Veröffentlichung im Internet
Kuba erlaubt Einblick in Wirtschaftsmisere

Kuba hat wichtige statistische Daten veröffentlicht, die bisher unter Verschluss gehalten wurden. Im Internet gab das Nationale Amt für Statistik heikle Informationen preis und bot einen ungewohnt offenen Einblick in die Verhältnisse des Landes. Die Daten sind zwar mit Veröffentlichungen in Industrieländern nicht zu vergleichen. Dennoch wird die Misere des Landes deutlich.

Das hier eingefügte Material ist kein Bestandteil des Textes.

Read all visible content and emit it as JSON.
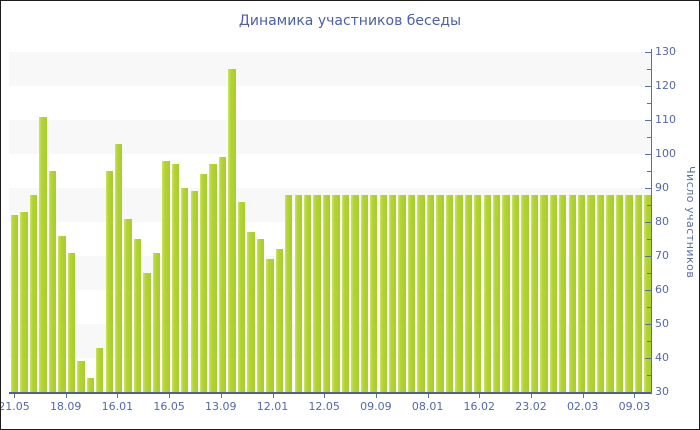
{
  "title": "Динамика участников беседы",
  "chart_data": {
    "type": "bar",
    "title": "Динамика участников беседы",
    "ylabel": "Число участников",
    "xlabel": "",
    "ylim": [
      30,
      130
    ],
    "y_tick_step": 10,
    "y_minor_tick_step": 5,
    "y_tick_labels": [
      "30",
      "40",
      "50",
      "60",
      "70",
      "80",
      "90",
      "100",
      "110",
      "120",
      "130"
    ],
    "x_tick_labels": [
      "21.05",
      "18.09",
      "16.01",
      "16.05",
      "13.09",
      "12.01",
      "12.05",
      "09.09",
      "08.01",
      "16.02",
      "23.02",
      "02.03",
      "09.03"
    ],
    "legend": "none",
    "grid": "horizontal-bands",
    "values": [
      82,
      83,
      88,
      111,
      95,
      76,
      71,
      39,
      34,
      43,
      95,
      103,
      81,
      75,
      65,
      71,
      98,
      97,
      90,
      89,
      94,
      97,
      99,
      125,
      86,
      77,
      75,
      69,
      72,
      88,
      88,
      88,
      88,
      88,
      88,
      88,
      88,
      88,
      88,
      88,
      88,
      88,
      88,
      88,
      88,
      88,
      88,
      88,
      88,
      88,
      88,
      88,
      88,
      88,
      88,
      88,
      88,
      88,
      88,
      88,
      88,
      88,
      88,
      88,
      88,
      88,
      88,
      88
    ],
    "colors": {
      "bar": "#b3d334",
      "bar_edge_light": "#cde364",
      "bar_edge_dark": "#a9cd2e",
      "axis": "#5b6fa6",
      "label": "#5468a8",
      "title": "#4c61a3",
      "band": "#f8f8f8",
      "background": "#ffffff"
    }
  }
}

HAVANNA. Die Veröffentlichung (http://www.one.cu/aec_web/aec2006_gif1.htm) entspricht der Politik des amtierenden Staats- und Parteichefs Raúl Castro, die Misere nicht mehr mit revolutionärem Pathos zu beschönigen, sondern Schwächen und Fehler einzuräumen.

Die Daten sind zwar mit Veröffentlichungen in Industrieländern nicht zu vergleichen. So sind die Berechnungen der Wirtschaftsleistung und des Wachstums nicht nachvollziehbar. Dennoch wird deutlich, dass Kuba den Kollaps noch nicht aufgefangen hat, der mit dem Zusammenbruch des sozialistischen Lagers nach 1990 einsetzte. Mengenmäßig schrumpften Industrie- und Agrarproduktion in den letzten fünf Jahren. Offiziell werden dennoch seit drei Jahren hohe Wachstumsraten ausgewiesen. Doch die detaillierten Angaben, die das ONE veröffentlicht, widersprechen dem.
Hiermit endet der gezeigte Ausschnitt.